For generations, the people of Santa Rita do Bracuí have told and retold the story of the Camargo. Their version, recounted in spartan homes set against a misted mountain, included details not found in any historical text. The sinking of the Camargo was more chaotic than recorded. Many of the captured Africans perished. The fate of those who survived was little better.

“They were brought into the mountains beyond and put to work up there,” said Flavia da Silva Adriana, who’d heard the tale from her grandmother. “But first, they were brought here.”

The land on which this village was built was then a crucial entry point in Brazil’s illegal slave trade. The Souza Breves family, among Brazil’s largest enslavers, had used its Santa Rita farm to receive and revive newly arrived enslaved Africans. Many came ashore so emaciated, Moraes once told researchers, that “they’d lost their value” and had needed a “fattening station” before being sold into labor.

This story and others, told in informal settings, helped form a cultural framework through which the community came to understand its place in Brazil’s history. But many of the tales were impossible to prove.

“They were myths,” said Emerson Luís Ramos. “We didn’t have any documents.”

As a result, residents said, the community had always been easy to ignore. The people never secured official ownership of the land, and a federal highway cleaved it in two. Many have only known poverty and struggle.

But then, several years ago, came a new story, this one told by visiting researchers: The Camargo was not a myth. It was real. And the evidence there in the bay, waiting to be found — proof of the historic injustices suffered and witnessed by the people of Santa Rita do Bracuí.

“If God wills it,” said Adriana, “we will find the ship.”

Desperation, then sudden hope

With time running out, the researchers remembered Abreu’s research and the clue provided by Moraes. They had initially discarded it. For one, there were two islands in the bay named Cunhanbebe — Big Cunhanbebe and Little Cunhanbebe. And in an area known to attract illegal treasure hunting, where fisherman eyed outsiders with suspicion, they’d had trouble corroborating the lead.

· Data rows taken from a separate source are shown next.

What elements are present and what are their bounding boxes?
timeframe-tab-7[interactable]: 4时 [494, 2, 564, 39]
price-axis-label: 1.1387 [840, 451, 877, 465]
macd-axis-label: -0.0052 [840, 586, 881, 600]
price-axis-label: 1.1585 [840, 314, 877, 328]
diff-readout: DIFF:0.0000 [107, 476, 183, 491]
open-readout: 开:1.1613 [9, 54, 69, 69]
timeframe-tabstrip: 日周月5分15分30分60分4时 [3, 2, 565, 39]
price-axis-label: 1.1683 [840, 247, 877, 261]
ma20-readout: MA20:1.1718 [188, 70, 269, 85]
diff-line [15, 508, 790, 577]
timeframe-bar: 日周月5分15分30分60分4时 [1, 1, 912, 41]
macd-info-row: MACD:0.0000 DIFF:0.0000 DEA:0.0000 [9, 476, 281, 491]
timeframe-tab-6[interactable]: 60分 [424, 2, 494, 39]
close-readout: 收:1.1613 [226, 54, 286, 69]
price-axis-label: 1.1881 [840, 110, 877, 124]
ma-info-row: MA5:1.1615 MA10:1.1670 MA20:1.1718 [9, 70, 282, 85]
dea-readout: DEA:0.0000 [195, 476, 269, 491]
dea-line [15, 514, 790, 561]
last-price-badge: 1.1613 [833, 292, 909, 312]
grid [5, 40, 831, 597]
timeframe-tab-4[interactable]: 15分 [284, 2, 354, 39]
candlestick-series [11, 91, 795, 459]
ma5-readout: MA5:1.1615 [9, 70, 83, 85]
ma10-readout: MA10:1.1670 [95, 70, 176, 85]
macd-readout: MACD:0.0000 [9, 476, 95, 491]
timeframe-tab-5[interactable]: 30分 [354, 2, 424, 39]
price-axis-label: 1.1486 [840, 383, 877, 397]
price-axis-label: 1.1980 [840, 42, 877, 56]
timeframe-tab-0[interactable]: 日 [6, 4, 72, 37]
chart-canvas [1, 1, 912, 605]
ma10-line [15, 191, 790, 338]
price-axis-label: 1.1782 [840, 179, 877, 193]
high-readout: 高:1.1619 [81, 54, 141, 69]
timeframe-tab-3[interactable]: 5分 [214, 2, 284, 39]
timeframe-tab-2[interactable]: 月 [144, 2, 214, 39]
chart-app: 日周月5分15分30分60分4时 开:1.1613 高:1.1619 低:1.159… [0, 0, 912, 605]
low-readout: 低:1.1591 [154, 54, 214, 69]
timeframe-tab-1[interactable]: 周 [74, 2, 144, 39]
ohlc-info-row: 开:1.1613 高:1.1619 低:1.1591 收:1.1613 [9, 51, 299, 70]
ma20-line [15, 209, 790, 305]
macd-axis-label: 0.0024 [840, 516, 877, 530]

But they felt they had to try again. They called a local man affiliated with Santa Rita do Bracuí, who had once told them he’d fished over the Camargo as a child. The man, Jorge de Almeida, soon brought them to the spot he remembered, near Little Cunhanbebe. But again, nothing.

As the prospect of failure hardened into reality, a fisherman approached their vessel.

“I know what you’re looking for,” the man shouted. Then he continued on, without stopping to talk.

The next morning, on the last day of the expedition, the researchers again saw the fisherman. This time, he did stop. He said his name was Luiz Henrique de Freitas. He’d grown up on Big Cunhanbebe, where his family had lived for generations, and had fished the bay’s waters his entire life. He knew where the Camargo had sunk and, after hours of conversation, agreed to lead the researchers there.

They motored to the northeast lip of Little Cunhanbebe — just 500 meters from where they’d looked the day before — and dropped anchor.

There, on their first dive, they came upon something, buried in the muck. It was a hard, wooden. They grabbed a few pieces of the debris. What they saw when they emerged elicited shrieks of euphoria. The wood was blackened and charred. The sunken ship they’d discovered had been burned.

“We found it!” Rambelli yelled.

In the weeks to come, the researchers would alert government authorities and designate the area as an official excavation site to ward off potential treasure hunters. They’d test the wood fragments, revealing traces of copper — the material that had encased the Camargo’s hull. And in partnership with the Smithsonian’s National Museum of African American History and Culture and George Washington University researchers, they would plan another expedition in May to further examine the remains, to study the hull and engineering and hopefully render a final conclusion on whether it’s the Camargo. The true scholarly work was only now just beginning.

But for this moment, they sat on the boat, cherishing the discovery and what it meant.

“This is an answer for the communities here, that the stories they’ve always told were true,” Felipe said. “They weren’t just stories.”

Marina Dias in Brasília contributed to this report.